The previously mentioned New York Times editorial said that Taylor now “must also be held accountable for his role in Liberia’s 14-year civil war. Liberia needs to enact the legislation to bring him, and the other murderous warlords from that era, to trial either in Liberian or international courts.”

Amnesty International and Human Rights Watch also remembered that Taylor and his forces had committed grave crimes in his native Liberia, but had not been subject to any criminal prosecutions for those crimes. Said AI, “during “the 14-year Liberian civil war that raged while Taylor was first the leader of one of the numerous armed opposition groups and later the President, all parties to the conflict committed war crimes and crimes against humanity, including murders along ethnic lines, as well as torture, rapes and other crimes of sexual violence, abductions, and recruitment and use child soldiers.” After the end of the civil war, AI said the Liberian Truth and Reconciliation commission had recommended “that a criminal tribunal be established to prosecute people identified as responsible for crimes under international law [but that it] is yet to be implemented, as are most TRC recommendations on legal and other institutional reforms, accountability, and reparations.  The lack of justice for the victims of the Liberian conflict is shocking. The government of Liberia must end the reign of impunity by enacting the necessary legislation and acting on its duty to investigate and prosecute alleged perpetrators.”
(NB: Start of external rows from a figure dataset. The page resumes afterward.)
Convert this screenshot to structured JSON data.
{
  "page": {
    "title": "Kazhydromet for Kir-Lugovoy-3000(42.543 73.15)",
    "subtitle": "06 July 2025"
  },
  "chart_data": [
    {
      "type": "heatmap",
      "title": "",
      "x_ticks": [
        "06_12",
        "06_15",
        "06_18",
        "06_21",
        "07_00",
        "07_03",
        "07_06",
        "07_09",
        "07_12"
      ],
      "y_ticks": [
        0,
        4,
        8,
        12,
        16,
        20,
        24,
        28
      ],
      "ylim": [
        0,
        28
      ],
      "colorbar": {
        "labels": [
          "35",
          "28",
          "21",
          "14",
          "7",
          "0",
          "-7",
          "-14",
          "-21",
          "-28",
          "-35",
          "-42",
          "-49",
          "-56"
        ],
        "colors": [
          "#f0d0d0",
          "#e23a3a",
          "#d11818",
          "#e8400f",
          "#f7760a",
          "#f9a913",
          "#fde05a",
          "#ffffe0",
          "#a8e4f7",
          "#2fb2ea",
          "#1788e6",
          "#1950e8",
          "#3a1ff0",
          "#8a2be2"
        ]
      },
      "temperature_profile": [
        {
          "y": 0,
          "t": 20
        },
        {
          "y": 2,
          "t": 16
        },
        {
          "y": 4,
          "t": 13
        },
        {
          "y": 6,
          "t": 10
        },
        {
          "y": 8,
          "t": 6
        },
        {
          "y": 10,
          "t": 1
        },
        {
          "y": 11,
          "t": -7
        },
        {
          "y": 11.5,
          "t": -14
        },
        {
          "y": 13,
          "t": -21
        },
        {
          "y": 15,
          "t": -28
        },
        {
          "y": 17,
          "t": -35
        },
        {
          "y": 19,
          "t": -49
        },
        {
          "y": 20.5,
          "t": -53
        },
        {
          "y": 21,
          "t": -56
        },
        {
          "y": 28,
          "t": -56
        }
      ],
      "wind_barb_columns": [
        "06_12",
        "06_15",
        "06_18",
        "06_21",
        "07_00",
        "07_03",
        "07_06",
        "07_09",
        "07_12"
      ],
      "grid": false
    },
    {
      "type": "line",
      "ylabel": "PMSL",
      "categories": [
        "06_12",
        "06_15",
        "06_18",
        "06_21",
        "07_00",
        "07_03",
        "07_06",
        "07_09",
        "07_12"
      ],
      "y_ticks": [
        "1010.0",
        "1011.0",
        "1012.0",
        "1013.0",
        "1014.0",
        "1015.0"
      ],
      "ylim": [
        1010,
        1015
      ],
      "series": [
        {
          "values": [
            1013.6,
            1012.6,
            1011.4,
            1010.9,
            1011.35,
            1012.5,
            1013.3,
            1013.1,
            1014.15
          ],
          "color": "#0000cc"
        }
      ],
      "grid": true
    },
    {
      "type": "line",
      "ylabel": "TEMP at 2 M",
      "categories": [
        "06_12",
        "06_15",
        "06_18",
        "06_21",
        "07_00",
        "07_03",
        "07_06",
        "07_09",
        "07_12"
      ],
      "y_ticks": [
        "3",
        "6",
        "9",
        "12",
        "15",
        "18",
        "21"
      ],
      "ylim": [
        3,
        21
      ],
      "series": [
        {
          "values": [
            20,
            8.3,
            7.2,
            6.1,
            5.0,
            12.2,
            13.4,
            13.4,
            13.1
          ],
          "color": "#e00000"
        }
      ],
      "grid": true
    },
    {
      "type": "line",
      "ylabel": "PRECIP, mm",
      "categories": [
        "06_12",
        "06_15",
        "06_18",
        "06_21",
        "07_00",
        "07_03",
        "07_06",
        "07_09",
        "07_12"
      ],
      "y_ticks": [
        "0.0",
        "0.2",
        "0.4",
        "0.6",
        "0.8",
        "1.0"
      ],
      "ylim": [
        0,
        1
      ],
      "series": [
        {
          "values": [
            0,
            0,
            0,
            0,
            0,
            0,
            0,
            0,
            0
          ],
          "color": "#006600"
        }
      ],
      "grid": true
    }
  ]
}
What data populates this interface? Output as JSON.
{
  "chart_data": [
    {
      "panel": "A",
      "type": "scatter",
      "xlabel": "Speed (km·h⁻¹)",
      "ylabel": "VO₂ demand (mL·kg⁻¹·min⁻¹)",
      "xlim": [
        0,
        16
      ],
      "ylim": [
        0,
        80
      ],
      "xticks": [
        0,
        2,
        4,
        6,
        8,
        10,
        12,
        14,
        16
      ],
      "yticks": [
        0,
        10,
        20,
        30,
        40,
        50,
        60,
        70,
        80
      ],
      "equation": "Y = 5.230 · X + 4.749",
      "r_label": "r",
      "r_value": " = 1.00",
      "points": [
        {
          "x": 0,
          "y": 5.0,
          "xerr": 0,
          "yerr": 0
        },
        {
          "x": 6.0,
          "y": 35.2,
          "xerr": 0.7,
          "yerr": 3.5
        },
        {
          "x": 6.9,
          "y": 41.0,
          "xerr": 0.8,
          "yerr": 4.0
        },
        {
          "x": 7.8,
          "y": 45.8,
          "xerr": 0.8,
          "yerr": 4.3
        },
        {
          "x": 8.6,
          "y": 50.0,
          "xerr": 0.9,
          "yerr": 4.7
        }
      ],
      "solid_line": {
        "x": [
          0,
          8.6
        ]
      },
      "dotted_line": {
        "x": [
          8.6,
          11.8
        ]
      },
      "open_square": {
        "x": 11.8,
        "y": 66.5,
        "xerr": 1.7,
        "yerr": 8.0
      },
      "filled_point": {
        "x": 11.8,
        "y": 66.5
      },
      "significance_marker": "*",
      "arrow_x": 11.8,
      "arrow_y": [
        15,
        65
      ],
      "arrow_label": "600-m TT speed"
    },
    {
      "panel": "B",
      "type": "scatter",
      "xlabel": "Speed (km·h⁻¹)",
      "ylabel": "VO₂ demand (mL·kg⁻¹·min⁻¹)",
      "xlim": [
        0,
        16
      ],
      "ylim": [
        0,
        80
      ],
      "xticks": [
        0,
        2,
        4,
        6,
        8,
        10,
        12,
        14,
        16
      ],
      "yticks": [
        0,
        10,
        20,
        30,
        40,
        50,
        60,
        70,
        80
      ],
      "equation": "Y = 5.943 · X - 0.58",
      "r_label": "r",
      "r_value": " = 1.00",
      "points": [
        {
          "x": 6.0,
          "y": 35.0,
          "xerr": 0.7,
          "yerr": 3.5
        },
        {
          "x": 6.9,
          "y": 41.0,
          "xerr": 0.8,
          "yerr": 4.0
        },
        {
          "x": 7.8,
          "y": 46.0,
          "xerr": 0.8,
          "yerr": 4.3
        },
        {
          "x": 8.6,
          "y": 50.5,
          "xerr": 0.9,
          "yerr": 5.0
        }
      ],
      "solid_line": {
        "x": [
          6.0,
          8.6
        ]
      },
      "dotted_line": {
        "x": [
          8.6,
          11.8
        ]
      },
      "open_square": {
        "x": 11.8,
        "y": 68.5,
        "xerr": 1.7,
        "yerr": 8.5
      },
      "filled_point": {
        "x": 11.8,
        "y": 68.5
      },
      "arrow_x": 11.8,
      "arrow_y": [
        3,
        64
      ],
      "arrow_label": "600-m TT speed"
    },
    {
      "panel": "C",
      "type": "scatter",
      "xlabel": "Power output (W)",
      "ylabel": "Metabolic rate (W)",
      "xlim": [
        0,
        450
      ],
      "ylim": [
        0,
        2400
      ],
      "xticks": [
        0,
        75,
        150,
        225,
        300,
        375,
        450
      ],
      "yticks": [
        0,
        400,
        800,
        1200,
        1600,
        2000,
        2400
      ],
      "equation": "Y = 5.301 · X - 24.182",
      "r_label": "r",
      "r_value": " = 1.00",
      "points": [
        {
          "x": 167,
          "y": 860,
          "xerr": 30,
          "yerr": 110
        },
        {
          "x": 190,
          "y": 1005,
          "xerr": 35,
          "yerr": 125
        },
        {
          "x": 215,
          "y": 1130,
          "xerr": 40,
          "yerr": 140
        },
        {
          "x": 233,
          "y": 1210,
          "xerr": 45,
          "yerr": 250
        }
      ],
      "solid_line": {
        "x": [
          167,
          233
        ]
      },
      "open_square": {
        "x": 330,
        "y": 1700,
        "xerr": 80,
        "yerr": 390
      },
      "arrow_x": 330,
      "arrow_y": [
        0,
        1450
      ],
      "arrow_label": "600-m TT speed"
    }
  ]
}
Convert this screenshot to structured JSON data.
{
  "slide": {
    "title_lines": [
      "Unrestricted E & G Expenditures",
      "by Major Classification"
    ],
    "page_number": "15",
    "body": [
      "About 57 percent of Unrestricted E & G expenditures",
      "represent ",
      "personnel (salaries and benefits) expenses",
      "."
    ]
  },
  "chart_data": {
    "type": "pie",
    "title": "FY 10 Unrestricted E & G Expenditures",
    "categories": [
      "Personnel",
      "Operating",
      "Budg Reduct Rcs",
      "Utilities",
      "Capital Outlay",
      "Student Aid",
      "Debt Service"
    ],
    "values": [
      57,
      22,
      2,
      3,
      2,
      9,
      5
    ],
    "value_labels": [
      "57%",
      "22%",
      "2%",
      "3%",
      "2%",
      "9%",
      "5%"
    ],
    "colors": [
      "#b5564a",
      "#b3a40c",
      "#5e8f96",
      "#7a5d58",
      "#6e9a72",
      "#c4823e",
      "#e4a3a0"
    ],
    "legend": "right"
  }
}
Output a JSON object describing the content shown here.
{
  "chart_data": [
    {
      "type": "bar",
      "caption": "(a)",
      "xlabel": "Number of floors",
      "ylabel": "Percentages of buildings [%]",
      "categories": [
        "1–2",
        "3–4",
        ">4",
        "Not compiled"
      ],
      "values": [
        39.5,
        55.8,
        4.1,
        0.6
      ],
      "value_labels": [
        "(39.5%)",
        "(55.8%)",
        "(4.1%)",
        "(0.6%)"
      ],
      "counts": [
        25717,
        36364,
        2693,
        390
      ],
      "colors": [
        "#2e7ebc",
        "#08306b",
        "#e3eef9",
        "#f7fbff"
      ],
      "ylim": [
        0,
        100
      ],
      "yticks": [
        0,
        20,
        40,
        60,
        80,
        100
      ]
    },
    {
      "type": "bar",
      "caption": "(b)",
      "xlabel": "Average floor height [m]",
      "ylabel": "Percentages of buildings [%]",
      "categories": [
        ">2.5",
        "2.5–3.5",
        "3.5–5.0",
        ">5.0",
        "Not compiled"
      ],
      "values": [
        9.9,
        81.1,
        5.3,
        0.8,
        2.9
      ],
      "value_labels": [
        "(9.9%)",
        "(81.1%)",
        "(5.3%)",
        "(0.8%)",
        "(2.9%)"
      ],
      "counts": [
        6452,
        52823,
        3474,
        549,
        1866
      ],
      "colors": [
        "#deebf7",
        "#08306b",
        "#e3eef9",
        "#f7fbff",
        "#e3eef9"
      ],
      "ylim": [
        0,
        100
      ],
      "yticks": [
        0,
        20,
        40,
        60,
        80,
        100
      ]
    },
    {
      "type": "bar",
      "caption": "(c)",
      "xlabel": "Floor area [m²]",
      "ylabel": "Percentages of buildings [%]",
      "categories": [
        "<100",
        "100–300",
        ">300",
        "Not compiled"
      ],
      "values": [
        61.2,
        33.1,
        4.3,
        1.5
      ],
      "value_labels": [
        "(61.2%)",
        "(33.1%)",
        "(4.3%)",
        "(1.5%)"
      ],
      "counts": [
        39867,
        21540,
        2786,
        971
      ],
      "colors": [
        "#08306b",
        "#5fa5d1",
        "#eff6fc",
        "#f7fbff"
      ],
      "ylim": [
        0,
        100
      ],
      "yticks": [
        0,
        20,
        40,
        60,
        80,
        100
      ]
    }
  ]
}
Finally, two African observers commented that justice having “had to come from international courts does not reflect well on . . .  Liberia in particular. The process exposes the failure by Liberians to provide themselves with a legal and judiciary system capable of effectively administering justice.” More generally “the verdict and the process should be a wakeup call to Africans. The successful conviction for such crimes is a glaring example of the failure of Africans to govern themselves effectively. . . . Africans must focus on building strong institutions to deal with human rights violations ourselves . . . .” On the other hand, the conviction “informs future Liberian, and indeed African, dictators and tyrants that they cannot escape justice by hedging their bets on a dysfunctional domestic legal system. Where national systems are incapable of adequately and effectively prosecuting leaders who engage in wanton violations of human rights, citizens can look to the international criminal court for justice.”